JAKARTA, HarianBernas.com – Majelis Hakim Pengadilan Tipikor Jakarta, menjatuhkan hukuman lebih berat terhadap Abdul Khoir, penyuap empat Anggota Komisi V DPR RI, terkait rencana proyek pembangunan jalan di Maluku dan Maluku Utara.
Dalam amar putusannya, Dirut PT. Windu Tunggal Utama tersebut, di vonis 4 tahun penjara, denda Rp 200 juta subsidair 5 bulan kurungan.
“Menyatakan terdakwa terbukti secara sah dan meyakinkan melakukan tindak pidana korupsi secara bersama-sama dan berulang sesuai dakwaan primer,” ujar Ketua Majelis Hakim Mien Trisnawati, saat membacakan putusan di PN Tipikor, Jakarta, Kamis (9/6/16).
Putusan tersebut lebih tinggi dari tuntutan JPU KPK sebelumnya, yang meminta agar Abdul Khoir divonis 2,5 tahun penjara, denda Rp 200 juta, subsidair 6 bulan kurungan.
Selain menjatuhkan vonis yang lebih tinggi, hakim juga menolak status justice collaborator (pelaku yang bekerjasama dengan penyidik membongkar perkara), yang diajukan Abdul Khoir, dan disetujui pimpinan KPK.
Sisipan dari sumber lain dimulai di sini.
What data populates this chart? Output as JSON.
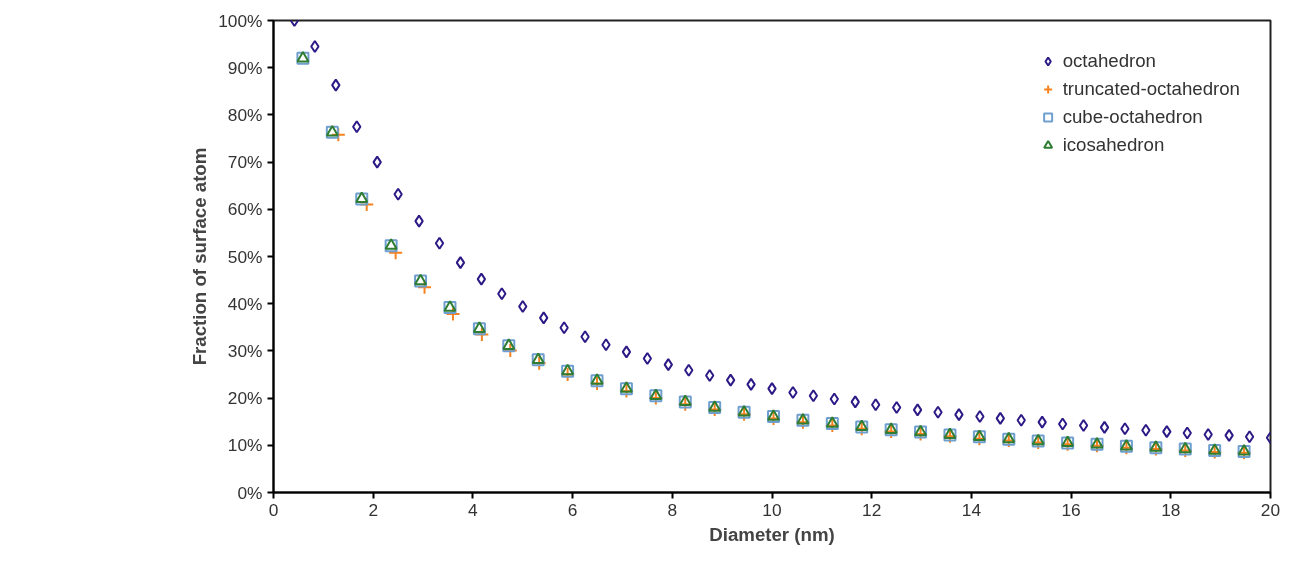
{
  "chart_data": {
    "type": "scatter",
    "xlabel": "Diameter (nm)",
    "ylabel": "Fraction of surface atom",
    "xlim": [
      0,
      20
    ],
    "xticks": [
      0,
      2,
      4,
      6,
      8,
      10,
      12,
      14,
      16,
      18,
      20
    ],
    "ylim": [
      0,
      100
    ],
    "yticks": [
      {
        "value": 0,
        "label": "0%"
      },
      {
        "value": 10,
        "label": "10%"
      },
      {
        "value": 20,
        "label": "20%"
      },
      {
        "value": 30,
        "label": "30%"
      },
      {
        "value": 40,
        "label": "40%"
      },
      {
        "value": 50,
        "label": "50%"
      },
      {
        "value": 60,
        "label": "60%"
      },
      {
        "value": 70,
        "label": "70%"
      },
      {
        "value": 80,
        "label": "80%"
      },
      {
        "value": 90,
        "label": "90%"
      },
      {
        "value": 100,
        "label": "100%"
      }
    ],
    "grid": false,
    "legend": "top right",
    "series": [
      {
        "name": "octahedron",
        "color": "#2e1a87",
        "marker": "diamond",
        "x": [
          0.42,
          0.83,
          1.25,
          1.67,
          2.08,
          2.5,
          2.92,
          3.33,
          3.75,
          4.17,
          4.58,
          5.0,
          5.42,
          5.83,
          6.25,
          6.67,
          7.08,
          7.5,
          7.92,
          8.33,
          8.75,
          9.17,
          9.58,
          10.0,
          10.42,
          10.83,
          11.25,
          11.67,
          12.08,
          12.5,
          12.92,
          13.33,
          13.75,
          14.17,
          14.58,
          15.0,
          15.42,
          15.83,
          16.25,
          16.67,
          17.08,
          17.5,
          17.92,
          18.33,
          18.75,
          19.17,
          19.58,
          20.0
        ],
        "values": [
          100,
          94.5,
          86.3,
          77.5,
          70,
          63.2,
          57.5,
          52.8,
          48.7,
          45.2,
          42.1,
          39.4,
          37,
          34.9,
          33,
          31.3,
          29.8,
          28.4,
          27.1,
          25.9,
          24.8,
          23.8,
          22.9,
          22,
          21.2,
          20.5,
          19.8,
          19.2,
          18.6,
          18,
          17.5,
          17,
          16.5,
          16.1,
          15.7,
          15.3,
          14.9,
          14.5,
          14.2,
          13.8,
          13.5,
          13.2,
          12.9,
          12.6,
          12.3,
          12.1,
          11.8,
          11.6
        ]
      },
      {
        "name": "truncated-octahedron",
        "color": "#f5821f",
        "marker": "cross",
        "x": [
          1.3,
          1.87,
          2.45,
          3.03,
          3.6,
          4.18,
          4.75,
          5.33,
          5.9,
          6.49,
          7.08,
          7.67,
          8.26,
          8.85,
          9.44,
          10.03,
          10.62,
          11.21,
          11.8,
          12.39,
          12.98,
          13.57,
          14.16,
          14.75,
          15.34,
          15.93,
          16.52,
          17.11,
          17.7,
          18.29,
          18.88,
          19.47
        ],
        "values": [
          75.8,
          61,
          50.8,
          43.5,
          37.8,
          33.5,
          30.1,
          27.4,
          25,
          23.1,
          21.5,
          20,
          18.7,
          17.6,
          16.6,
          15.7,
          14.9,
          14.2,
          13.5,
          12.9,
          12.4,
          11.9,
          11.4,
          11,
          10.6,
          10.2,
          9.9,
          9.5,
          9.2,
          8.9,
          8.6,
          8.4
        ]
      },
      {
        "name": "cube-octahedron",
        "color": "#6f9fcf",
        "marker": "square",
        "x": [
          0.59,
          1.18,
          1.77,
          2.36,
          2.95,
          3.54,
          4.13,
          4.72,
          5.31,
          5.9,
          6.49,
          7.08,
          7.67,
          8.26,
          8.85,
          9.44,
          10.03,
          10.62,
          11.21,
          11.8,
          12.39,
          12.98,
          13.57,
          14.16,
          14.75,
          15.34,
          15.93,
          16.52,
          17.11,
          17.7,
          18.29,
          18.88,
          19.47
        ],
        "values": [
          92,
          76.3,
          62.2,
          52.3,
          44.8,
          39.2,
          34.7,
          31.1,
          28.1,
          25.7,
          23.7,
          22,
          20.5,
          19.2,
          18,
          17,
          16.1,
          15.3,
          14.6,
          13.9,
          13.3,
          12.8,
          12.2,
          11.8,
          11.3,
          10.9,
          10.5,
          10.2,
          9.8,
          9.5,
          9.2,
          8.9,
          8.7
        ]
      },
      {
        "name": "icosahedron",
        "color": "#2e7d32",
        "marker": "triangle",
        "x": [
          0.59,
          1.18,
          1.77,
          2.36,
          2.95,
          3.54,
          4.13,
          4.72,
          5.31,
          5.9,
          6.49,
          7.08,
          7.67,
          8.26,
          8.85,
          9.44,
          10.03,
          10.62,
          11.21,
          11.8,
          12.39,
          12.98,
          13.57,
          14.16,
          14.75,
          15.34,
          15.93,
          16.52,
          17.11,
          17.7,
          18.29,
          18.88,
          19.47
        ],
        "values": [
          92,
          76.3,
          62.2,
          52.3,
          44.8,
          39.2,
          34.7,
          31.1,
          28.1,
          25.7,
          23.7,
          22,
          20.5,
          19.2,
          18,
          17,
          16.1,
          15.3,
          14.6,
          13.9,
          13.3,
          12.8,
          12.2,
          11.8,
          11.3,
          10.9,
          10.5,
          10.2,
          9.8,
          9.5,
          9.2,
          8.9,
          8.7
        ]
      }
    ]
  }
}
Atas putusan tersebut, Abdul Khoir belum berencana mengajukan banding. “Saya akan pikir-pikir dulu Yang Mulia,” katanya singkat.
Dalam kasus ini, sebelumnya JPU KPK menuntut Abdul Khoir, dengan hukuman 2 tahun 6 bulan, dan denda Rp 200 juta subsidair 5 bulan kurungan.
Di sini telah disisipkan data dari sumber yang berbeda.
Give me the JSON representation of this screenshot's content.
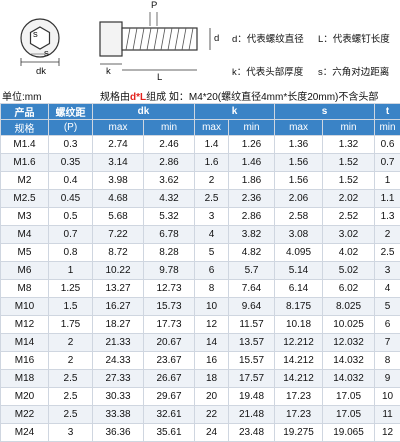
{
  "diagram": {
    "labels": {
      "d": "d",
      "dk": "dk",
      "s": "s",
      "k": "k",
      "l": "L",
      "p": "P"
    },
    "legend": [
      {
        "key": "d",
        "text": "d：代表螺纹直径"
      },
      {
        "key": "l",
        "text": "L：代表螺钉长度"
      },
      {
        "key": "k",
        "text": "k：代表头部厚度"
      },
      {
        "key": "s",
        "text": "s：六角对边距离"
      }
    ]
  },
  "unit": "单位:mm",
  "note": {
    "prefix": "规格由",
    "highlight": "d*L",
    "suffix": "组成 如：M4*20(螺纹直径4mm*长度20mm)不含头部"
  },
  "table": {
    "header_top": [
      "产品",
      "螺纹距",
      "dk",
      "k",
      "s",
      "t"
    ],
    "header_sub": [
      "规格",
      "(P)",
      "max",
      "min",
      "max",
      "min",
      "max",
      "min",
      "min"
    ],
    "rows": [
      [
        "M1.4",
        "0.3",
        "2.74",
        "2.46",
        "1.4",
        "1.26",
        "1.36",
        "1.32",
        "0.6"
      ],
      [
        "M1.6",
        "0.35",
        "3.14",
        "2.86",
        "1.6",
        "1.46",
        "1.56",
        "1.52",
        "0.7"
      ],
      [
        "M2",
        "0.4",
        "3.98",
        "3.62",
        "2",
        "1.86",
        "1.56",
        "1.52",
        "1"
      ],
      [
        "M2.5",
        "0.45",
        "4.68",
        "4.32",
        "2.5",
        "2.36",
        "2.06",
        "2.02",
        "1.1"
      ],
      [
        "M3",
        "0.5",
        "5.68",
        "5.32",
        "3",
        "2.86",
        "2.58",
        "2.52",
        "1.3"
      ],
      [
        "M4",
        "0.7",
        "7.22",
        "6.78",
        "4",
        "3.82",
        "3.08",
        "3.02",
        "2"
      ],
      [
        "M5",
        "0.8",
        "8.72",
        "8.28",
        "5",
        "4.82",
        "4.095",
        "4.02",
        "2.5"
      ],
      [
        "M6",
        "1",
        "10.22",
        "9.78",
        "6",
        "5.7",
        "5.14",
        "5.02",
        "3"
      ],
      [
        "M8",
        "1.25",
        "13.27",
        "12.73",
        "8",
        "7.64",
        "6.14",
        "6.02",
        "4"
      ],
      [
        "M10",
        "1.5",
        "16.27",
        "15.73",
        "10",
        "9.64",
        "8.175",
        "8.025",
        "5"
      ],
      [
        "M12",
        "1.75",
        "18.27",
        "17.73",
        "12",
        "11.57",
        "10.18",
        "10.025",
        "6"
      ],
      [
        "M14",
        "2",
        "21.33",
        "20.67",
        "14",
        "13.57",
        "12.212",
        "12.032",
        "7"
      ],
      [
        "M16",
        "2",
        "24.33",
        "23.67",
        "16",
        "15.57",
        "14.212",
        "14.032",
        "8"
      ],
      [
        "M18",
        "2.5",
        "27.33",
        "26.67",
        "18",
        "17.57",
        "14.212",
        "14.032",
        "9"
      ],
      [
        "M20",
        "2.5",
        "30.33",
        "29.67",
        "20",
        "19.48",
        "17.23",
        "17.05",
        "10"
      ],
      [
        "M22",
        "2.5",
        "33.38",
        "32.61",
        "22",
        "21.48",
        "17.23",
        "17.05",
        "11"
      ],
      [
        "M24",
        "3",
        "36.36",
        "35.61",
        "24",
        "23.48",
        "19.275",
        "19.065",
        "12"
      ]
    ]
  }
}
Jaksa meyakini, Dirut PT. Windu Tunggal Utama tersebut terbukti menyuap sejumlah Anggota DPR Komisi V DPR Diantaranya Damayanti Wisnu Putranti (PDI-P) sebesar 328 ribu dollar Singapura, dan 72.727 dollar AS, Budi Supriyanto(Golkar) sebesar 404 ribu dollar Singapura, Andi Taufan Tiro ( PAN) sebesar Rp 2,2 miliar, dan 462.789 dollar Singapura,serta Musa Zaenuddi (PKB) sebesar Rp 4,8 miliar dan 328.377 dollar Singapura.
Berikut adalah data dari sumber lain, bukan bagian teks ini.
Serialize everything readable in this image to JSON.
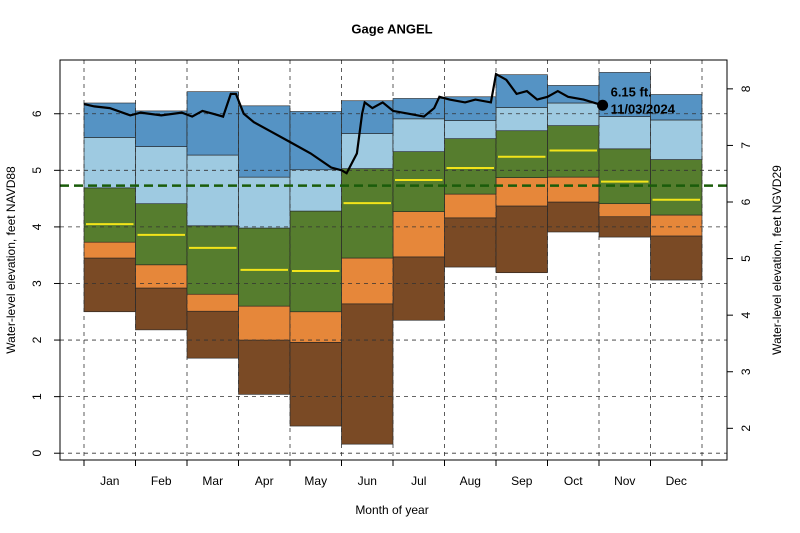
{
  "chart_data": {
    "type": "percentile_band",
    "title": "Gage ANGEL",
    "x_label": "Month of year",
    "y_label": "Water-level elevation, feet NAVD88",
    "y2_label": "Water-level elevation, feet NGVD29",
    "categories": [
      "Jan",
      "Feb",
      "Mar",
      "Apr",
      "May",
      "Jun",
      "Jul",
      "Aug",
      "Sep",
      "Oct",
      "Nov",
      "Dec"
    ],
    "levels": [
      [
        2.5,
        2.18,
        1.68,
        1.04,
        0.48,
        0.16,
        2.35,
        3.29,
        3.19,
        3.91,
        3.82,
        3.06
      ],
      [
        3.45,
        2.92,
        2.51,
        2.0,
        1.96,
        2.64,
        3.47,
        4.16,
        4.37,
        4.44,
        4.18,
        3.84
      ],
      [
        3.73,
        3.33,
        2.81,
        2.6,
        2.5,
        3.45,
        4.27,
        4.58,
        4.87,
        4.88,
        4.41,
        4.21
      ],
      [
        4.69,
        4.41,
        4.02,
        3.98,
        4.28,
        5.03,
        5.33,
        5.56,
        5.7,
        5.79,
        5.38,
        5.19
      ],
      [
        5.58,
        5.42,
        5.27,
        4.88,
        5.01,
        5.65,
        5.91,
        5.88,
        6.11,
        6.19,
        5.95,
        5.89
      ],
      [
        6.19,
        6.05,
        6.39,
        6.14,
        6.04,
        6.23,
        6.27,
        6.3,
        6.69,
        6.5,
        6.73,
        6.34
      ]
    ],
    "band_colors": [
      "#7a4a25",
      "#e6873a",
      "#567d2e",
      "#9ecae1",
      "#5593c4"
    ],
    "median": {
      "color": "#f2e41a",
      "values": [
        4.05,
        3.86,
        3.63,
        3.24,
        3.22,
        4.42,
        4.83,
        5.04,
        5.24,
        5.35,
        4.8,
        4.48
      ]
    },
    "reference_line": {
      "value": 4.73,
      "color": "#1a5c0a"
    },
    "current": {
      "color": "#000000",
      "x": [
        0.0,
        0.2,
        0.5,
        0.9,
        1.1,
        1.5,
        1.9,
        2.1,
        2.3,
        2.5,
        2.7,
        2.85,
        2.95,
        3.1,
        3.3,
        3.6,
        4.0,
        4.4,
        4.8,
        5.0,
        5.1,
        5.3,
        5.4,
        5.45,
        5.6,
        5.8,
        6.0,
        6.3,
        6.6,
        6.8,
        6.9,
        7.1,
        7.4,
        7.6,
        7.9,
        8.0,
        8.2,
        8.4,
        8.6,
        8.8,
        9.0,
        9.2,
        9.4,
        9.7,
        10.07
      ],
      "values": [
        6.17,
        6.13,
        6.1,
        5.97,
        6.02,
        5.97,
        6.02,
        5.95,
        6.05,
        6.0,
        5.95,
        6.35,
        6.35,
        6.0,
        5.85,
        5.7,
        5.5,
        5.3,
        5.05,
        5.0,
        4.95,
        5.3,
        6.0,
        6.2,
        6.1,
        6.2,
        6.05,
        6.0,
        5.95,
        6.1,
        6.3,
        6.25,
        6.2,
        6.25,
        6.2,
        6.7,
        6.6,
        6.35,
        6.4,
        6.25,
        6.3,
        6.4,
        6.3,
        6.25,
        6.15
      ]
    },
    "latest": {
      "x": 10.07,
      "value": 6.15,
      "value_label": "6.15 ft.",
      "date": "11/03/2024"
    },
    "ylim": [
      -0.12,
      6.95
    ],
    "yticks": [
      0,
      1,
      2,
      3,
      4,
      5,
      6
    ],
    "y2lim": [
      1.44,
      8.51
    ],
    "y2ticks": [
      2,
      3,
      4,
      5,
      6,
      7,
      8
    ],
    "grid": true
  }
}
Selain menyuap kepada sejumlah anggota DPR, Abdul Khoir juga dinilai terbukti menyuap Kepala BPJN IX Maluku, Amran H Mustary sebesar Rp 16,5 miliar dan 223.270 dollar Singapura, serta sebuah handphone seharga Rp 11,5 juta.
Atas perbuatannya, jaksa menilai Abdul Khoir, terbukti melanggar Pasal 5 ayat1 UU No.31 Tahun 1999 sebagaimana diubah dengan UU No.20 Tahun 2001 tentang Pemberantasan Korupsi, Jo, Pasal 55 ayat 1 ke-1, Jo Pasal 65 ayat 1 KUHPidana.